Aus der Heimat vermisst Sam nicht nur seine Familie, sondern manchmal auch das ghanaische Nationalgericht: Fufu. Dieses ähnelt einem Kartoffelstock, aber statt Kartoffeln kommen Maniok, Yams und Kochbananen rein. Aber nicht nur wegen seiner Familie oder es Essens wegen möchte er nach Abschluss seines PhDs zurück nach Afrika, sondern: «Ich glaube, dass ich in Afrika mit meinem Wissen viel bewirken kann», sagt er. «Denn beim Management von Abwasser und Fäkalschlamm gibt es in weiten Teilen des Kontinents noch sehr viel zu verbessern.»
Xiao Shan Yap
Xiao-Shan Yap aus Malaysia wusste schon immer, dass sie eine international tätige Wissenschaftlerin sein würde. Bereits mit 22 Jahren gründete Yap mit vier Freunden ein Startup für mobile Wissenschaftsausstellungen. Nach drei Jahren mussten die Freunde zwar aufgeben, jedoch nicht ohne aus der Erfahrung des Scheiterns zu lernen. «Es machte mich unabhängig, neugierig und motivierte mich, einen neuen Weg einzuschlagen». Sie startete in ihrem Heimatland Malaysia eine Doktorarbeit zum Thema industrielles Wachstum in Entwicklungsländern.
Schon während ihrem Doktorat begann sie um die Welt zu reisen. Sie besuchte zahlreiche internationale Konferenzen, um sich zu vernetzen. Dort traf sie auch einen Doktoranden von der Eawag. «Am Ende meiner Doktorarbeit wusste ich, dass ich Malaysia verlassen und neue Möglichkeiten erkunden wollte». Sie kontaktierte den Doktoranden, weil sie Synergien mit dessen Forschungsinteressen sah. «Bernhard Truffer, Leiter der Abteilung Umweltsozialwissenschaften an der Eawag, schlug mir vor, mich um ein Bundes-Exzellenz-Stipendium der Schweiz zu bewerben». Und sie war erfolgreich.

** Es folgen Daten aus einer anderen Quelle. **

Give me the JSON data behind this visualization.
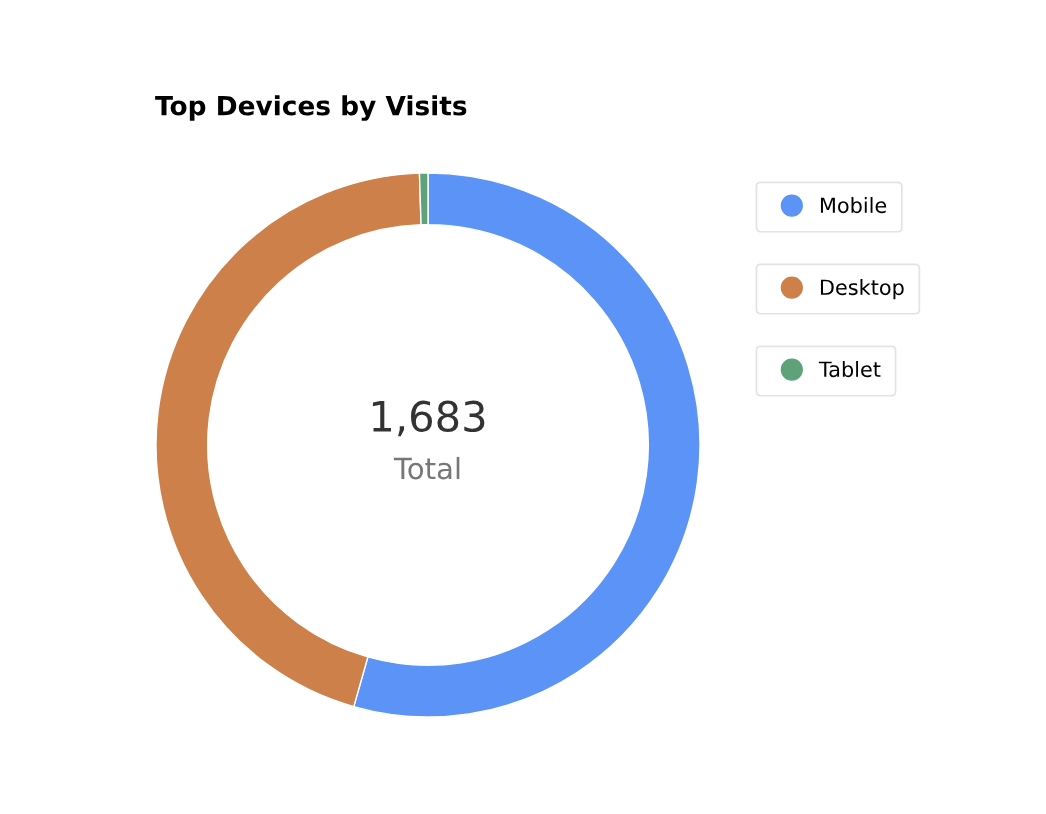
{
  "chart_data": {
    "type": "donut",
    "title": "Top Devices by Visits",
    "categories": [
      "Mobile",
      "Desktop",
      "Tablet"
    ],
    "values": [
      54.4,
      45.1,
      0.5
    ],
    "colors": [
      "#5b93f7",
      "#cd8049",
      "#5fa27a"
    ],
    "annotations": [
      "1,683",
      "Total"
    ],
    "legend": "top right"
  }
}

So kam Yap in die Schweiz. Von 2015 bis 2017 war sie als Postdoc an der Eawag und forschte zum Thema Nachhaltigkeit im Entwicklungszusammenhang. Während dieser Zeit ging sie nach China, um deren Membranbioreaktor-Industrie für die Abwasserbehandlung zu verstehen. Dann bewarb sie sich um ein Marie-Skłodowska Curie Stipendium der Europäischen Kommission, erhielt es und zog weiter nach Utrecht. In den folgenden zwei Jahren forschte sie über die Dynamik der Photovoltaikindustrie in Deutschland, China und Malaysia.

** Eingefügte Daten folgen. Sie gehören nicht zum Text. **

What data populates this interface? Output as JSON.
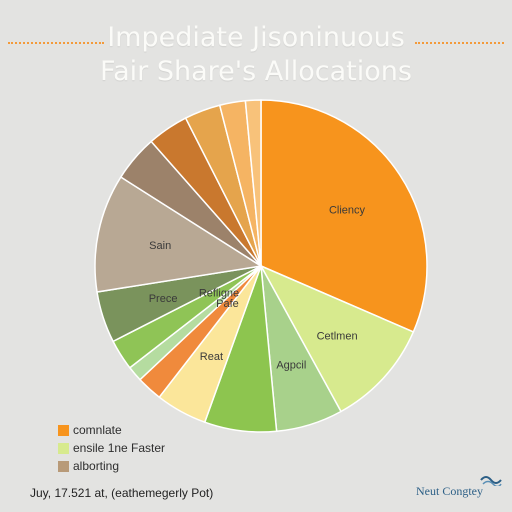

Seit Mai 2019 ist Yap als Wissenschaftlerin zurück an der Eawag, wo sie nun ihre bisherigen Forschungsfelder miteinander verbindet: Nachhaltigkeit und industrielles Wachstum in Entwicklungsländern. «Ich beschäftige mich jetzt damit, wie Entwicklungsländer wirtschaftliches Wachstum und gleichzeitig den Übergang zur Nachhaltigkeit erreichen können.». Ihr Projekt an der Eawag befasst sich mit den Unternehmen aus der Wasserbranche und Innovationen in Indien und Südafrika bei der Bekämpfung ihrer Wasserkrise. Gleichzeitig setzt sie ihre Arbeit an der Universität Utrecht als Gast-Assistenzprofessorin fort. «So kann ich die Ressourcen hier an der Eawag und an der Universität Utrecht gut miteinander verbinden».